Martynko oswojona raczej. Tak jak pies czy kot. Nawet jak Pan niechcący nadepnie na ogon kotek później podchodzi bo jest oswojony:)
https://www.youtube.com/watch?v=Kb2GRQuhp-4&t=22s
i tu jest domek Reksia:
https://www.youtube.com/watch?v=bxFa_wTUdUI&t=91s
I w wielu innych odcinkach. Tam widziałam. Jest taki, jak opisałam, a zaraz obok jest też rynna, o której wspomniałam. Domek jest widoczny jak na dłoni. Więc jak się mają do tego słowa:
jak domek Reksia z bajki dla dzieci
jesteś najatrakcyjniejszy bo PRAWIE NIEWIDOCZNY
albo:
nieprzenikniony tajemniczy?
Agnes, jeśli chodziło Ci o wnętrze budy, to nie znalazłam tego w wierszu. Zresztą - wyobraź sobie przedszkole i dzieci. Pani mówi: Dziś narysujemy domek. Czy dzieci rysują wnętrze? Nie. Rysują chatkę, jak z bajki, Okna, drzwi, komin, z którego idzie dym... Tak, jak to było w piosence "Kolorowe kredki": Kolorowe kredki "namalują domek/ I na płocie kota/ I wesołe słonko/ Na pochmurne dni".
Pod określeniem "domek" ukryty jest mały budynek mieszkalny. Dlatego spojrzenie na budę z zewnątrz jest usprawiedliwione. A jaka ona jest? Taka, jak w filmie z Reksiem:) Widoczna. Bez tajemnicy. Reksio trzymał w niej miskę i skarpetę, w której zbierał niezjedzone kości:)
Ale OK. Miło było sobie przypomnieć Reksia.
I - odnośnie do puenty - tam nie bardzo jest dla mnie zrozumiałe słówko "mimo".
Dlaczego, będziesz podchodzić, mimo, że ten ktoś jest najdelikatniejszy? Czy to przeszkadza?
będę podchodzić
bo mimo że jesteś najdelikatniejszy
to przecież ja jestem oswojona
Czy delikatność to jakieś zagrożenie?
No cóż.. zapewne: coś→Pozdrawiam?:)
Mnie zainteresował, bo lubię bajki.
W tym wierszu zobaczyłam Ciebie jako Panią Reksię, która pragnie ciepłego domku.

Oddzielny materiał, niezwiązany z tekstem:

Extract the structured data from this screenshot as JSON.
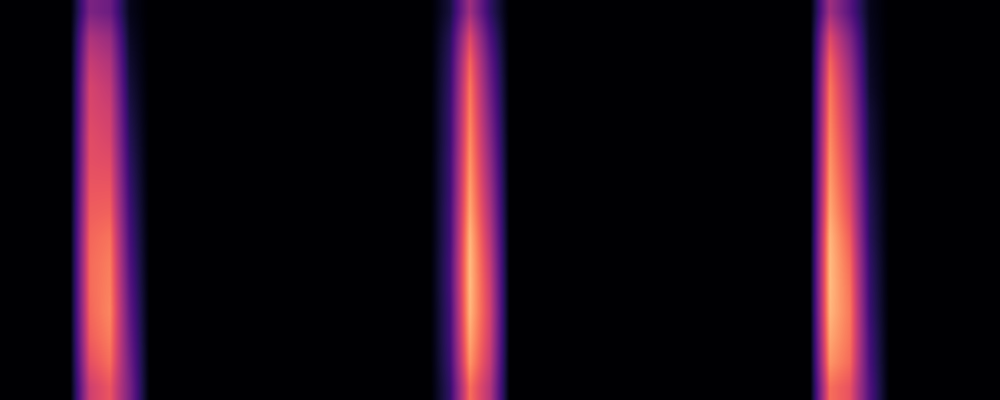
{
  "chart_data": {
    "type": "heatmap",
    "tick_labels": false,
    "color_range": [
      0,
      1
    ],
    "cells": [
      [
        0,
        0,
        0,
        0,
        0.36,
        0.32,
        0.05,
        0,
        0,
        0,
        0,
        0,
        0,
        0,
        0,
        0,
        0,
        0,
        0,
        0,
        0,
        0,
        0.11,
        0.45,
        0.18,
        0,
        0,
        0,
        0,
        0,
        0,
        0,
        0,
        0,
        0,
        0,
        0,
        0,
        0,
        0,
        0,
        0.45,
        0.27,
        0.05,
        0,
        0,
        0,
        0,
        0,
        0
      ],
      [
        0,
        0,
        0,
        0,
        0.48,
        0.43,
        0.07,
        0,
        0,
        0,
        0,
        0,
        0,
        0,
        0,
        0,
        0,
        0,
        0,
        0,
        0,
        0,
        0.15,
        0.6,
        0.25,
        0,
        0,
        0,
        0,
        0,
        0,
        0,
        0,
        0,
        0,
        0,
        0,
        0,
        0,
        0,
        0,
        0.6,
        0.37,
        0.06,
        0,
        0,
        0,
        0,
        0,
        0
      ],
      [
        0,
        0,
        0,
        0,
        0.54,
        0.49,
        0.09,
        0,
        0,
        0,
        0,
        0,
        0,
        0,
        0,
        0,
        0,
        0,
        0,
        0,
        0,
        0,
        0.17,
        0.68,
        0.3,
        0,
        0,
        0,
        0,
        0,
        0,
        0,
        0,
        0,
        0,
        0,
        0,
        0,
        0,
        0,
        0,
        0.68,
        0.43,
        0.07,
        0,
        0,
        0,
        0,
        0,
        0
      ],
      [
        0,
        0,
        0,
        0,
        0.58,
        0.53,
        0.11,
        0,
        0,
        0,
        0,
        0,
        0,
        0,
        0,
        0,
        0,
        0,
        0,
        0,
        0,
        0,
        0.18,
        0.72,
        0.33,
        0,
        0,
        0,
        0,
        0,
        0,
        0,
        0,
        0,
        0,
        0,
        0,
        0,
        0,
        0,
        0,
        0.72,
        0.47,
        0.08,
        0,
        0,
        0,
        0,
        0,
        0
      ],
      [
        0,
        0,
        0,
        0,
        0.59,
        0.56,
        0.13,
        0,
        0,
        0,
        0,
        0,
        0,
        0,
        0,
        0,
        0,
        0,
        0,
        0,
        0,
        0,
        0.19,
        0.74,
        0.36,
        0,
        0,
        0,
        0,
        0,
        0,
        0,
        0,
        0,
        0,
        0,
        0,
        0,
        0,
        0,
        0,
        0.74,
        0.5,
        0.1,
        0,
        0,
        0,
        0,
        0,
        0
      ],
      [
        0,
        0,
        0,
        0,
        0.61,
        0.58,
        0.15,
        0,
        0,
        0,
        0,
        0,
        0,
        0,
        0,
        0,
        0,
        0,
        0,
        0,
        0,
        0,
        0.19,
        0.76,
        0.39,
        0,
        0,
        0,
        0,
        0,
        0,
        0,
        0,
        0,
        0,
        0,
        0,
        0,
        0,
        0,
        0,
        0.76,
        0.53,
        0.11,
        0,
        0,
        0,
        0,
        0,
        0
      ],
      [
        0,
        0,
        0,
        0,
        0.62,
        0.61,
        0.17,
        0,
        0,
        0,
        0,
        0,
        0,
        0,
        0,
        0,
        0,
        0,
        0,
        0,
        0,
        0,
        0.2,
        0.78,
        0.42,
        0,
        0,
        0,
        0,
        0,
        0,
        0,
        0,
        0,
        0,
        0,
        0,
        0,
        0,
        0,
        0,
        0.78,
        0.56,
        0.12,
        0,
        0,
        0,
        0,
        0,
        0
      ],
      [
        0,
        0,
        0,
        0,
        0.64,
        0.64,
        0.19,
        0,
        0,
        0,
        0,
        0,
        0,
        0,
        0,
        0,
        0,
        0,
        0,
        0,
        0,
        0,
        0.2,
        0.8,
        0.45,
        0,
        0,
        0,
        0,
        0,
        0,
        0,
        0,
        0,
        0,
        0,
        0,
        0,
        0,
        0,
        0,
        0.8,
        0.59,
        0.14,
        0,
        0,
        0,
        0,
        0,
        0
      ],
      [
        0,
        0,
        0,
        0,
        0.66,
        0.67,
        0.21,
        0,
        0,
        0,
        0,
        0,
        0,
        0,
        0,
        0,
        0,
        0,
        0,
        0,
        0,
        0,
        0.21,
        0.82,
        0.48,
        0,
        0,
        0,
        0,
        0,
        0,
        0,
        0,
        0,
        0,
        0,
        0,
        0,
        0,
        0,
        0,
        0.82,
        0.62,
        0.15,
        0,
        0,
        0,
        0,
        0,
        0
      ],
      [
        0,
        0,
        0,
        0,
        0.68,
        0.71,
        0.23,
        0,
        0,
        0,
        0,
        0,
        0,
        0,
        0,
        0,
        0,
        0,
        0,
        0,
        0,
        0,
        0.21,
        0.85,
        0.51,
        0,
        0,
        0,
        0,
        0,
        0,
        0,
        0,
        0,
        0,
        0,
        0,
        0,
        0,
        0,
        0,
        0.85,
        0.66,
        0.16,
        0,
        0,
        0,
        0,
        0,
        0
      ],
      [
        0,
        0,
        0,
        0,
        0.69,
        0.73,
        0.25,
        0,
        0,
        0,
        0,
        0,
        0,
        0,
        0,
        0,
        0,
        0,
        0,
        0,
        0,
        0,
        0.22,
        0.86,
        0.54,
        0,
        0,
        0,
        0,
        0,
        0,
        0,
        0,
        0,
        0,
        0,
        0,
        0,
        0,
        0,
        0,
        0.86,
        0.69,
        0.18,
        0,
        0,
        0,
        0,
        0,
        0
      ],
      [
        0,
        0,
        0,
        0,
        0.69,
        0.74,
        0.27,
        0,
        0,
        0,
        0,
        0,
        0,
        0,
        0,
        0,
        0,
        0,
        0,
        0,
        0,
        0,
        0.22,
        0.86,
        0.56,
        0,
        0,
        0,
        0,
        0,
        0,
        0,
        0,
        0,
        0,
        0,
        0,
        0,
        0,
        0,
        0,
        0.86,
        0.71,
        0.19,
        0,
        0,
        0,
        0,
        0,
        0
      ],
      [
        0,
        0,
        0,
        0,
        0.68,
        0.75,
        0.29,
        0,
        0,
        0,
        0,
        0,
        0,
        0,
        0,
        0,
        0,
        0,
        0,
        0,
        0,
        0,
        0.21,
        0.85,
        0.57,
        0,
        0,
        0,
        0,
        0,
        0,
        0,
        0,
        0,
        0,
        0,
        0,
        0,
        0,
        0,
        0,
        0.85,
        0.72,
        0.2,
        0,
        0,
        0,
        0,
        0,
        0
      ],
      [
        0,
        0,
        0,
        0,
        0.66,
        0.73,
        0.31,
        0,
        0,
        0,
        0,
        0,
        0,
        0,
        0,
        0,
        0,
        0,
        0,
        0,
        0,
        0,
        0.21,
        0.82,
        0.56,
        0,
        0,
        0,
        0,
        0,
        0,
        0,
        0,
        0,
        0,
        0,
        0,
        0,
        0,
        0,
        0,
        0.82,
        0.71,
        0.22,
        0,
        0,
        0,
        0,
        0,
        0
      ],
      [
        0,
        0,
        0,
        0,
        0.62,
        0.7,
        0.33,
        0,
        0,
        0,
        0,
        0,
        0,
        0,
        0,
        0,
        0,
        0,
        0,
        0,
        0,
        0,
        0.2,
        0.78,
        0.54,
        0,
        0,
        0,
        0,
        0,
        0,
        0,
        0,
        0,
        0,
        0,
        0,
        0,
        0,
        0,
        0,
        0.78,
        0.69,
        0.23,
        0,
        0,
        0,
        0,
        0,
        0
      ],
      [
        0,
        0,
        0,
        0,
        0.56,
        0.64,
        0.35,
        0,
        0,
        0,
        0,
        0,
        0,
        0,
        0,
        0,
        0,
        0,
        0,
        0,
        0,
        0,
        0.18,
        0.7,
        0.5,
        0,
        0,
        0,
        0,
        0,
        0,
        0,
        0,
        0,
        0,
        0,
        0,
        0,
        0,
        0,
        0,
        0.7,
        0.63,
        0.25,
        0,
        0,
        0,
        0,
        0,
        0
      ]
    ]
  }
}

A oswojenie z ostatniego wersu zobaczyłam jako nawiązanie do słów lisa z "Małego Księcia":
„Jesteś dla mnie tylko małym chłopcem, podobnym do stu tysięcy małych chłopców. Nie potrzebuję ciebie. I Ty mnie nie potrzebujesz. Jestem dla ciebie tylko lisem, podobnym do stu tysięcy innych lisów. LECZ JEŻELI MNIE OSWOISZ, będziemy się nawzajem potrzebować. Będziesz dla mnie jedyny na świecie. I ja będę dla ciebie jedyny na świecie”.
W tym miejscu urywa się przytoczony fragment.